The National Videogame Arcade, the world’s first cultural center for gaming, will open in Nottingham next year.
If you are a video games aficionado, you better schedule in the March 2015 opening date of the £2.5m centre which will display a permanent collection of entertainment technology currently held at the National Science Museum.
Aiming to be the gaming equivalent of the National Gallery, the museum will be set over five floors and will include themed exhibitions, educational programs and specially commissioned works providing first-hand experience of game making.
Details about the new project were announced at the GameCity festival which was held this week in Nottingham, a location chosen as the national house of gaming as it hosts the UK’s annual gaming festival.
National Videogame Arcade: A set of prototype controllers for the game Rock Band to be displayed at the center (photo: forevervogue)
A temporary exhibition during the 2014 GameCity Festival (Photo by Samuel Kirby-Vice)
GameCity adviser Ian Livingstone said: “For the millions of people who love them, it’s only natural that videogames should have their own permanent, cultural home – just as fine art enjoys the National Gallery, performance has the National Theatre, and film and music have many permanent spaces that celebrate them”, The Independent reads.

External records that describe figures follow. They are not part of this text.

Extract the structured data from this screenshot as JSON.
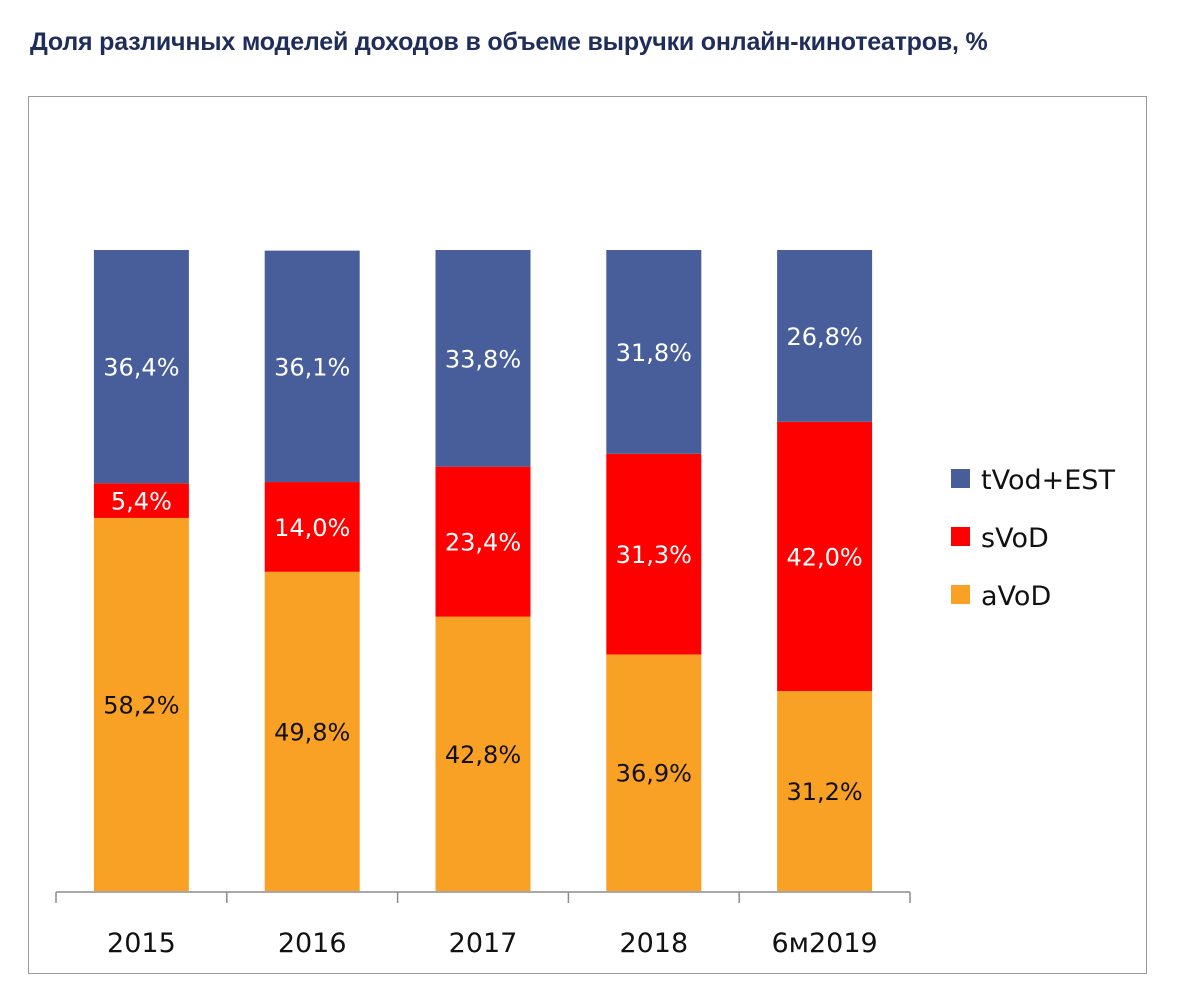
{
  "chart_data": {
    "type": "bar",
    "stacked": true,
    "title": "Доля различных моделей доходов в объеме выручки онлайн-кинотеатров, %",
    "xlabel": "",
    "ylabel": "",
    "ylim": [
      0,
      100
    ],
    "grid": false,
    "legend_position": "right",
    "categories": [
      "2015",
      "2016",
      "2017",
      "2018",
      "6м2019"
    ],
    "series": [
      {
        "name": "aVoD",
        "color": "#f9a125",
        "label_color": "#111111",
        "values": [
          58.2,
          49.8,
          42.8,
          36.9,
          31.2
        ],
        "labels": [
          "58,2%",
          "49,8%",
          "42,8%",
          "36,9%",
          "31,2%"
        ]
      },
      {
        "name": "sVoD",
        "color": "#ff0000",
        "label_color": "#ffffff",
        "values": [
          5.4,
          14.0,
          23.4,
          31.3,
          42.0
        ],
        "labels": [
          "5,4%",
          "14,0%",
          "23,4%",
          "31,3%",
          "42,0%"
        ]
      },
      {
        "name": "tVod+EST",
        "color": "#475e9a",
        "label_color": "#ffffff",
        "values": [
          36.4,
          36.1,
          33.8,
          31.8,
          26.8
        ],
        "labels": [
          "36,4%",
          "36,1%",
          "33,8%",
          "31,8%",
          "26,8%"
        ]
      }
    ],
    "legend_order": [
      "tVod+EST",
      "sVoD",
      "aVoD"
    ]
  }
}
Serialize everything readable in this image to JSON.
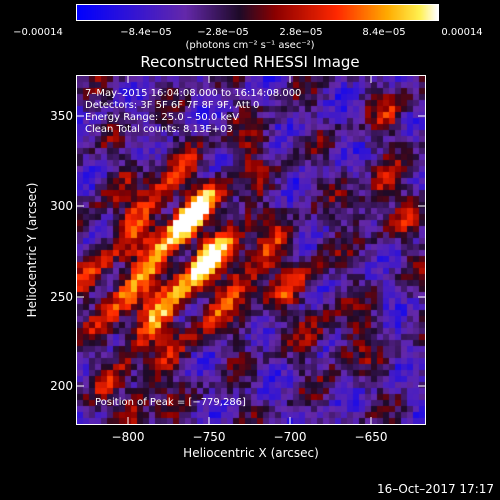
{
  "colorbar": {
    "ticks": [
      "−0.00014",
      "−8.4e−05",
      "−2.8e−05",
      "2.8e−05",
      "8.4e−05",
      "0.00014"
    ],
    "units": "(photons cm⁻² s⁻¹ asec⁻²)"
  },
  "title": "Reconstructed RHESSI Image",
  "info": {
    "time": "7–May–2015 16:04:08.000 to 16:14:08.000",
    "detectors": "Detectors: 3F 5F 6F 7F 8F 9F, Att 0",
    "energy": "Energy Range: 25.0 – 50.0 keV",
    "clean": "Clean    Total counts: 8.13E+03",
    "peak": "Position of Peak = [−779,286]"
  },
  "axes": {
    "xlabel": "Heliocentric X (arcsec)",
    "ylabel": "Heliocentric Y (arcsec)",
    "xticks": [
      "−800",
      "−750",
      "−700",
      "−650"
    ],
    "yticks": [
      "350",
      "300",
      "250",
      "200"
    ]
  },
  "footer": {
    "date": "16–Oct–2017 17:17"
  },
  "colors": {
    "background": "#000000",
    "text": "#ffffff"
  }
}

Iain Simons, director at GameCity, stated: “It’s important to us to attract an audience of people who don’t consider themselves gamers – parents in particular. Parents will be able to understand what their kids are doing, and that it’s not necessarily going to turn them into sociopaths”.
The museum’s exhibitions will celebrate gaming history from its earliest days in the 1970s.
The video games’ new “permanent cultural home” aims to attract and involve fans, curious people and parents with the understanding and appreciation of games and to serve as a showcase to promote the social and educational benefits of gaming.